Based on CMS inspection data, ST CRISPIN LIVING COMMUNITY has documented safety concerns. Inspectors have issued 1 Immediate Jeopardy citation (the most serious violation level indicating risk of serious injury or death). The facility has a 3-star overall rating and ranks #100 of 100 nursing homes in Minnesota. Families considering this facility should ask detailed questions about what corrective actions have been taken since these incidents.

Do Nurses at St Crispin Living Community Stick Around?

ST CRISPIN LIVING COMMUNITY has a staff turnover rate of 40%, which is about average for Minnesota nursing homes (state average: 46%). Moderate turnover is common in nursing homes, but families should still ask about staff tenure and how the facility maintains care continuity when employees leave.

Was St Crispin Living Community Ever Fined?
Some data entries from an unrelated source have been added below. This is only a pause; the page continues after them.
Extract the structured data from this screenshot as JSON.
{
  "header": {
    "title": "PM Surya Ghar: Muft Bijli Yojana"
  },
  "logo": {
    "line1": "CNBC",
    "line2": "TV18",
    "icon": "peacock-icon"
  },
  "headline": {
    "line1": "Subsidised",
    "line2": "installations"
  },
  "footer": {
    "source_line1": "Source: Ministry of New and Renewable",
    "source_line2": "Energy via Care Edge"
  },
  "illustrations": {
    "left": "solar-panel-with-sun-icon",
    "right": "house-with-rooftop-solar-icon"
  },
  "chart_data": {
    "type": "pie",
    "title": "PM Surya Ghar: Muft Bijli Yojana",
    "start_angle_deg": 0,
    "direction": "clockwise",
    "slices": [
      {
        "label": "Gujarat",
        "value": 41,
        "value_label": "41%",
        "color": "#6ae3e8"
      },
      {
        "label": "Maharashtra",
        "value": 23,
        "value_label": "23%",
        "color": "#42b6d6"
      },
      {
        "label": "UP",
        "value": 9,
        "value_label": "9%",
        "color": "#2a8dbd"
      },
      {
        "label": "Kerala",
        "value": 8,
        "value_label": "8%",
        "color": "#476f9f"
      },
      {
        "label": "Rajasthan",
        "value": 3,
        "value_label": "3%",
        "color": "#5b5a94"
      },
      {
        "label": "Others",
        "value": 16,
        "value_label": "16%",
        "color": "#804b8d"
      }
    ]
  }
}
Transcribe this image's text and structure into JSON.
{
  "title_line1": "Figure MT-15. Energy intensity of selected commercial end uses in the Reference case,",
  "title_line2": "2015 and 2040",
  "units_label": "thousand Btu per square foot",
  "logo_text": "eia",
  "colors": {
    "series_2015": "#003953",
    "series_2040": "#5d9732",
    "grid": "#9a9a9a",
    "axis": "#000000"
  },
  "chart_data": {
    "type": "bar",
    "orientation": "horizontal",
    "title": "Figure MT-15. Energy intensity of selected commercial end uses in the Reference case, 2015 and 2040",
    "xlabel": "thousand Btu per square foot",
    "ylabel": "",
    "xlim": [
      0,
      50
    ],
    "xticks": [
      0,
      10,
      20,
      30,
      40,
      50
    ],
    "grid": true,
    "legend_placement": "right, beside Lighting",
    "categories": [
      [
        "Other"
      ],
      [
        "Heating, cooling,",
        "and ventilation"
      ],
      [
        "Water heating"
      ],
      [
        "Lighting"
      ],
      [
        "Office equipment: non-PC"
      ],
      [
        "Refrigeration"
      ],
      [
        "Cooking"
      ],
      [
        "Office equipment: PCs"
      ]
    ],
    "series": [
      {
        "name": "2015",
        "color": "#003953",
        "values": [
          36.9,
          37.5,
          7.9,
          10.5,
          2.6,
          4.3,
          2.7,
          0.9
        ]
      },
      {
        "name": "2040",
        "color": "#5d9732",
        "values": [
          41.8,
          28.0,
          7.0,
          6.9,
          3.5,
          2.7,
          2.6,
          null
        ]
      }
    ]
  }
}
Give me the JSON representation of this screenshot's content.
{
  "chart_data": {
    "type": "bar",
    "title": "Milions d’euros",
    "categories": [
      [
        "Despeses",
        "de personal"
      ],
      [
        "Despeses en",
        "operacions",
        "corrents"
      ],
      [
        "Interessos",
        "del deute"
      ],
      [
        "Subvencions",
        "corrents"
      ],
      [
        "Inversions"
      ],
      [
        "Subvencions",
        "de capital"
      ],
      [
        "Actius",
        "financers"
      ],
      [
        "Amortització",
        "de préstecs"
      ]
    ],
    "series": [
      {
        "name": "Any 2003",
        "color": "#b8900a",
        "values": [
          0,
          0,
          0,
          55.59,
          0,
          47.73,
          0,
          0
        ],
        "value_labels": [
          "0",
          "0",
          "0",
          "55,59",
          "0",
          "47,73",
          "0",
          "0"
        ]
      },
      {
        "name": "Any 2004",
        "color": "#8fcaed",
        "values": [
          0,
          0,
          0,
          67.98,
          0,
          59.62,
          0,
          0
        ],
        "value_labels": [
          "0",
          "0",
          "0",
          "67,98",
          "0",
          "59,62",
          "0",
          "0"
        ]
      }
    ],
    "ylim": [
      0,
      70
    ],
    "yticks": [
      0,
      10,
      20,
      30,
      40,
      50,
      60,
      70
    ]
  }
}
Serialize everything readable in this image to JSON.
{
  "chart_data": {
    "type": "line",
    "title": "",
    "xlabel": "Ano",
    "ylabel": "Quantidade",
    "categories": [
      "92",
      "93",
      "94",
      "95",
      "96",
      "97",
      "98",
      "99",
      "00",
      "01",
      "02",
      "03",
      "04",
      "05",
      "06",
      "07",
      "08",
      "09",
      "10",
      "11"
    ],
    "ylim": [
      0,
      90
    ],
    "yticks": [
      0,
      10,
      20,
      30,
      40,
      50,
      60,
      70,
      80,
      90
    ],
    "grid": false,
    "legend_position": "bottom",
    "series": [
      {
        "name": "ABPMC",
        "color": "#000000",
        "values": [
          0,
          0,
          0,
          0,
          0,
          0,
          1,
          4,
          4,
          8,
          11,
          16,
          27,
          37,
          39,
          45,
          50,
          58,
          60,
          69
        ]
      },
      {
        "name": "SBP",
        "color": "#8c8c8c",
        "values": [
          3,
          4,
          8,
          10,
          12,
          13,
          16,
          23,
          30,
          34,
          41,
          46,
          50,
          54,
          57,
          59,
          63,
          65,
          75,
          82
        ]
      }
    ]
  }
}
ST CRISPIN LIVING COMMUNITY has been fined $138,989 across 1 penalty action. This is 4.0x the Minnesota average of $34,469. Fines at this level are uncommon and typically indicate a pattern of serious deficiencies, repeated violations, or failure to correct problems promptly. CMS reserves penalties of this magnitude for facilities that pose significant, documented risk to resident health or safety. Families should request specific documentation of what issues led to these fines and what systemic changes have been implemented.

Is St Crispin Living Community on Any Federal Watch List?

ST CRISPIN LIVING COMMUNITY is not on any federal watch list. The most significant is the Special Focus Facility (SFF) program, which identifies the bottom 1% of nursing homes nationally based on persistent, serious quality problems. Not being on this list means the facility has avoided the pattern of deficiencies that triggers enhanced federal oversight. This is a positive indicator, though families should still review the facility's inspection history directly.